In a Monday interview, one of the supposedly short-sighted sophomores said, contra McConnell, the reforms Democrats are proposing could in theory go much farther, but are being designed with future power shifts in mind.
“The point I would make is that I’ve said from the outset is that a test of a good proposal is whether or not you could live with serving under it in the minority,” said Sen. Jeff Merkley (D-OR). “That’s why the talking filibuster is the right way to go. McConnell has broken the social contract. His team, under his leadership, uses it constantly and silently, out of public sight. Really the proposal I put forward restores the basic elements that existed in the past, and I’m quite happy to live under that structure as a minority. … [That] has been part of every conversation I’ve had with colleagues. … If we’re in the minority and we’re blocking something, we should be accountable to the public.”
Changes to the Senate rules are rare, typically minor, and usually require 67 votes be implemented. But Democrats can avail themselves of a complicated, arcane procedure in January and amend the rules as they choose with an easier 50-plus-one majority.
“If a bare majority can now proceed to any bill it chooses, and once on that bill, the majority leader, all by himself, can shut out all amendments that aren’t to his liking, then those who elected us to advocate for their views will have lost their voice in the legislative process,” McConnell said.
McConnell warned that Reid and fellow Democrats might come to regret the power move in future Congresses.
But two ideas have wide support in the Democratic caucus. The first, more cursory change, would make what’s known as the “motion to proceed” non-debatable. That means the minority could no longer block debate on legislation, while holding out for guarantees on amendment votes or legislative changes to the underlying bill.
The other would recreate a status quo ante, where filibustering senators would be required to hold the floor and draw public attention to their obstruction efforts. “If they want a filibuster, stand and talk about it,” Reid said.

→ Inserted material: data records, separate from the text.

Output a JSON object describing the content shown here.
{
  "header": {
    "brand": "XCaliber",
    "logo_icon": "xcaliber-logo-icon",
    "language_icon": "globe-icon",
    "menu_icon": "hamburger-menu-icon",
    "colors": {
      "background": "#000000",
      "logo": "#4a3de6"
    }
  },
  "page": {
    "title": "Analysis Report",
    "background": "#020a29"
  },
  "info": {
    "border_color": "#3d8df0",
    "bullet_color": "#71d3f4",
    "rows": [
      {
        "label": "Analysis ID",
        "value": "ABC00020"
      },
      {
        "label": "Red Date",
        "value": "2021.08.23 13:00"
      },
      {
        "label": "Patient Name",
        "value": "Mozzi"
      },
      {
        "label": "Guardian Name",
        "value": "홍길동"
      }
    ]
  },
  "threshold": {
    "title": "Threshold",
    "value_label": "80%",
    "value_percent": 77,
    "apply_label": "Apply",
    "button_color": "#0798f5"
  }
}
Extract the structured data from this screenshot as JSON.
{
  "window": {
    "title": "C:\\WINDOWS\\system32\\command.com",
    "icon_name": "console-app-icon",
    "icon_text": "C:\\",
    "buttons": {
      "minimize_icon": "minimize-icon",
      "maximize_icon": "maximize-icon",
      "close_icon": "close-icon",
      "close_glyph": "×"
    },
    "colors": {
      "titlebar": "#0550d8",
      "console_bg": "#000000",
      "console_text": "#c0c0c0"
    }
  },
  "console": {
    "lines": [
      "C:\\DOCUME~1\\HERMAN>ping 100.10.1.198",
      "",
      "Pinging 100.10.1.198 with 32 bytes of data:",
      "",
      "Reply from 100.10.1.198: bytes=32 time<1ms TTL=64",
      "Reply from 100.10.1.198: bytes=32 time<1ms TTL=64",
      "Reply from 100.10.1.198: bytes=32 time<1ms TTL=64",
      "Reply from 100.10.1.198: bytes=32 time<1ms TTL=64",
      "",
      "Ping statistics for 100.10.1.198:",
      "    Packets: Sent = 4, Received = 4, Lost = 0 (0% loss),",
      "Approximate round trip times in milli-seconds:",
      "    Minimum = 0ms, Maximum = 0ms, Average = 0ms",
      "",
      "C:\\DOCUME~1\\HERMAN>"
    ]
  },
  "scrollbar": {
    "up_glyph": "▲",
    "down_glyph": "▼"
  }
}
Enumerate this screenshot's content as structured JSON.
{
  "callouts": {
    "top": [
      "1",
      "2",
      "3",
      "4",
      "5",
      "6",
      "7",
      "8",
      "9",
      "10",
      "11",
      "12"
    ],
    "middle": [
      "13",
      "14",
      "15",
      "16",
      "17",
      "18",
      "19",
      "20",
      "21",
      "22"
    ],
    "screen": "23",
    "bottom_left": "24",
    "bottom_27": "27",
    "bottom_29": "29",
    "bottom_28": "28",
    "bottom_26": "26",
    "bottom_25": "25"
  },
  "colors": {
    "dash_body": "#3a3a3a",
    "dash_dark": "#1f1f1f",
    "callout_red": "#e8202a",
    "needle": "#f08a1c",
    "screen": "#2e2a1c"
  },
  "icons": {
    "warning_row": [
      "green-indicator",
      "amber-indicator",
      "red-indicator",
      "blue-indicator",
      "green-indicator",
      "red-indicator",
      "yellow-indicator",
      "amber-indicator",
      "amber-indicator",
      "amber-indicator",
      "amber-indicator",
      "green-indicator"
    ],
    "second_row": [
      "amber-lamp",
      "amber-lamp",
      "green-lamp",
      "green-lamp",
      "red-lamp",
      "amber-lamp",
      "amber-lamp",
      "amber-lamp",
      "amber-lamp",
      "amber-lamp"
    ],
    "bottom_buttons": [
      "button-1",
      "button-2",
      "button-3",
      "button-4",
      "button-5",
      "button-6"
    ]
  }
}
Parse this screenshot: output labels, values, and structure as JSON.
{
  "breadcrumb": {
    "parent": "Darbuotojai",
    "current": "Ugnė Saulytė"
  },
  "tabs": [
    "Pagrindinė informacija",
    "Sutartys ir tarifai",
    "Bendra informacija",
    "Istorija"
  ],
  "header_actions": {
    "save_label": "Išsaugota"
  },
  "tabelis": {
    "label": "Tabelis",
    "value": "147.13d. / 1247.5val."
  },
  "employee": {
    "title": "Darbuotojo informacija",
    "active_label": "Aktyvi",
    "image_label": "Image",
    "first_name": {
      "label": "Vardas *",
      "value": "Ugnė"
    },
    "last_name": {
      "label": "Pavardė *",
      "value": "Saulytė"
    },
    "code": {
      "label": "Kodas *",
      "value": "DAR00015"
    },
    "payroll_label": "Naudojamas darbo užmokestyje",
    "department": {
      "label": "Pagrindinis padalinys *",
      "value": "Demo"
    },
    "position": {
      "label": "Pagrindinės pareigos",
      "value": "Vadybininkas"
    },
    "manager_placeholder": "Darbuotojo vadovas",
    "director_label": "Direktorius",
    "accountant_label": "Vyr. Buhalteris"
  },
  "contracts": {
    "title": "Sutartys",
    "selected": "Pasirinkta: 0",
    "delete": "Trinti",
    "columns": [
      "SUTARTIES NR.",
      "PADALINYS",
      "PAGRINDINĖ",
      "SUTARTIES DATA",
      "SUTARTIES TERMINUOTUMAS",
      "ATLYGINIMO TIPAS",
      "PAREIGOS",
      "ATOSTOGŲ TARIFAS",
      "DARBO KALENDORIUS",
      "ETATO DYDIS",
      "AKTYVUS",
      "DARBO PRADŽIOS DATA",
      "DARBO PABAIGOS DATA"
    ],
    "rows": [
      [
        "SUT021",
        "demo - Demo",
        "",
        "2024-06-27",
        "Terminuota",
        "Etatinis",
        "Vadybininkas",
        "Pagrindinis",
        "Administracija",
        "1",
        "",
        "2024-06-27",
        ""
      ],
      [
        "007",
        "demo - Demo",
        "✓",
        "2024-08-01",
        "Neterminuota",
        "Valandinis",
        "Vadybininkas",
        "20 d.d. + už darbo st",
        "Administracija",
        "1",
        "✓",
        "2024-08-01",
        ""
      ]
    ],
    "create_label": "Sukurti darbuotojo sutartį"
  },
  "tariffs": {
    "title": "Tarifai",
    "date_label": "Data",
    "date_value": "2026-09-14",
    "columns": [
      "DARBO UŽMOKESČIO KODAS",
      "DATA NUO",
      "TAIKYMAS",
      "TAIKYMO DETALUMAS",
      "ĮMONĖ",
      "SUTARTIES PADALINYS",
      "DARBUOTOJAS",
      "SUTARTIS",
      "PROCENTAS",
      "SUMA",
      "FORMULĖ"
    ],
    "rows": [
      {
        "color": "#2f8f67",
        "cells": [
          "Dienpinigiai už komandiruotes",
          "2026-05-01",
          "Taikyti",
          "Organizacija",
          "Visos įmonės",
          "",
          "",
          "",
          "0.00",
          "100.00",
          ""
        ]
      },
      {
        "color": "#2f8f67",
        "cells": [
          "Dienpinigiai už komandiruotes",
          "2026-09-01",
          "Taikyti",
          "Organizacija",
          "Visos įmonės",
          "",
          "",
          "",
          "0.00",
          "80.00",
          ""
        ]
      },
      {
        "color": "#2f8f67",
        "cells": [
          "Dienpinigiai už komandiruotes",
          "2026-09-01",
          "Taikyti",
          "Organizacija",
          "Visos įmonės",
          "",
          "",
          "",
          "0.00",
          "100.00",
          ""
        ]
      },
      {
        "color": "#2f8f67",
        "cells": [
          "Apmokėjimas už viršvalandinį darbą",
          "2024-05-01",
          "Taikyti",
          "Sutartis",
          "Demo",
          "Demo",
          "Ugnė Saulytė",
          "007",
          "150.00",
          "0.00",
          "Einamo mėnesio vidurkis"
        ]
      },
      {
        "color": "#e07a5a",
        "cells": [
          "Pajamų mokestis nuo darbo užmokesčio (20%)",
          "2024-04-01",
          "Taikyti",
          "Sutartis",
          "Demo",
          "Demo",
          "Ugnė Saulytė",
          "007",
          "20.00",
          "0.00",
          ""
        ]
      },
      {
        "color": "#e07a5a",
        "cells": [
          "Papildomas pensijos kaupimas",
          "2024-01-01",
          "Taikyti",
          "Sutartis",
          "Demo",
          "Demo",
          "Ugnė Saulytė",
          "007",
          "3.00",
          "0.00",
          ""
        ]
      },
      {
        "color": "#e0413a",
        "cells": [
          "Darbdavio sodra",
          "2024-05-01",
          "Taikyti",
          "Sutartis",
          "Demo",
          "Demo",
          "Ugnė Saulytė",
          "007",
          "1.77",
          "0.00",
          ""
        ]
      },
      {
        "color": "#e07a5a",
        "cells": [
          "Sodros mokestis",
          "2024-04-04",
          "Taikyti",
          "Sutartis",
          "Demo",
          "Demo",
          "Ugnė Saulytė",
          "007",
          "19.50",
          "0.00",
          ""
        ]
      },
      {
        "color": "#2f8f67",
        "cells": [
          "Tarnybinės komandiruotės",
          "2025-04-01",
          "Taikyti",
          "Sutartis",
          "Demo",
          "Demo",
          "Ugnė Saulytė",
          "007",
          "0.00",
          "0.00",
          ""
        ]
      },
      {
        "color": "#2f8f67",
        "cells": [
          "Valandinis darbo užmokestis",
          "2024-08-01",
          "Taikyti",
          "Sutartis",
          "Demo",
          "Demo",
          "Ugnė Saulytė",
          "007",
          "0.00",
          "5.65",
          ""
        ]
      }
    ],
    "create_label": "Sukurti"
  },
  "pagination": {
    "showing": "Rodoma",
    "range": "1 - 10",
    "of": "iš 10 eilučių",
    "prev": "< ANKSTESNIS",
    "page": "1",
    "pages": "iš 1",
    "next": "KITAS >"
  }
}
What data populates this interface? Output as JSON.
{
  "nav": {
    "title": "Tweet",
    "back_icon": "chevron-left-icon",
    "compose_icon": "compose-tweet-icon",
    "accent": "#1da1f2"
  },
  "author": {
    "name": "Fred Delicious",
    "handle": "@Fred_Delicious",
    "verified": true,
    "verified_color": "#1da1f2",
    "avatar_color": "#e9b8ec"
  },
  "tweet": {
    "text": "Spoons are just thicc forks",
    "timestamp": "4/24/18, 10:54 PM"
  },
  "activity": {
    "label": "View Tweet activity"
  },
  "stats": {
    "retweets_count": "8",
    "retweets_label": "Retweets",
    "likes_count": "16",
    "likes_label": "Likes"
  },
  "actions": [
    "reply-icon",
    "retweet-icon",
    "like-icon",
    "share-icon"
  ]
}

That would still leave the GOP minority plenty of opportunities to obstruct — and Republicans are threatening to take them. But Reid, who opposed Merkley’s efforts in 2010, has come around, and conceded that his junior caucus members had it right all along. The only question now is whether Reid can round up 51 votes for establishing a precedent that could be used against his own party in future Congresses.
“The Republican leader thinks things are going well here. He’s in a distinct minority because things aren’t going well around here,” Reid said. “Lyndon Johnson: one cloture. Reid: 386. That says it all.”